メイには「一片の悔い無し」と胸を張っていえる人生を送ってほしい。仕事も家事も“できる女”になってほしい。そう願う気持ちは決してウソではない。でも、美登里が本当に満たされるのは、娘たちが期待に応えることではなく、そうなれなかった自分自身を受け容れること。

 そんなこじれてしまった美登里の心を、やさしく解いてあげたのがナギサさんだった。倒れた娘に何をしてあげればいいかわからない。そんな「お母さんらしくない、できない自分」に耐えられず、その場を放り出そうとした美登里に「ただそばにいてあげること」だと諭すナギサさん。そして、美登里の料理にも付き添い、やさしくフォローをしていくのだった。「何もできなくてもいい」となだめながら。

 たとえ味付けがうまくなくても、その気持ちがおいしいと思える料理がある。ただそばにいてくれるだけで、薬よりも効く看病がある。メイを抱きしめ「ずっとそばにいるから」という美登里。自分の期待に応えてくれるいい子だからではなく、メイがメイであることそのものを愛しいと思っていることが伝わり、メイの心にも温かいものが湧き上がる。そして、その抱擁は、美登里が認められなかった「できない自分」自身を抱きしめているかのようだった。
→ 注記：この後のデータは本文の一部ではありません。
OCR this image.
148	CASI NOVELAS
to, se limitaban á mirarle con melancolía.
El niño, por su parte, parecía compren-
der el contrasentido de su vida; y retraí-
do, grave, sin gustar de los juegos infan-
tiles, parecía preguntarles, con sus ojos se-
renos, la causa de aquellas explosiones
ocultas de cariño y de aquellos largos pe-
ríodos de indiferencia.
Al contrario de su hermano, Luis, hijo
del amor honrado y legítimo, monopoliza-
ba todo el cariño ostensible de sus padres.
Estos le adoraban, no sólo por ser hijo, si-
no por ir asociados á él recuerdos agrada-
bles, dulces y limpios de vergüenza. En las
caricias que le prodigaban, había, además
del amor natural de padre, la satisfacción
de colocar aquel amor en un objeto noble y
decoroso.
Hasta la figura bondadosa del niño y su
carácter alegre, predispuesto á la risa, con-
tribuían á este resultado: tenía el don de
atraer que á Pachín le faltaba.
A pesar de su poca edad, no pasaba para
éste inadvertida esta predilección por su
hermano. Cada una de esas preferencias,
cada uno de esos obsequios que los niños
 ナギサさんがメイと美登里の母娘にしたことを見ると、改めて家事というのはその文字通り“家のこと”なのだと気付かされる。炊事や洗濯といったタスクはほんの表面的なことにすぎず、その根幹にある目的は心地よく過ごせるようにうまく回していくことそのものなのだ。体も心も健康に。そこに住まう人が、自分自身を好きでいられるように向き合うことも、家事なのだ。

 極論、掃除ができなくても、料理が苦手でも、いい家庭は作れる。なぜなら、その作業は得意な誰かに頼むこともできるから。でも、ただそばにいて抱きしめることだったり、その存在そのものを認めてあげることだったり……そうした“家のこと”は最終的に家族の仕事なのかもしれない。家政夫という立場のナギサさんを通じて、家族にしかできない仕事が見えてくる。

 ナギサさんのおかげで、美登里との「しんどい」が少し緩和されたメイ。だが、今度は恋の矢印が入り乱れそうな予感だ。きっと、混乱したメイをまたナギサさんが、上手にケアしていくのではないか。それとも、メイにとって欠かせない存在になりつつあるナギサさんとの関係が複雑化するのだろうか。どうやってナギサさんが家政夫となったのか、どうしてこれほど包容力があるのか、メイが倒れたと聞いたときの的確な指示は過去の職業に関連しているのか……など、まだ知らないナギサさんの素顔も気になるところだ。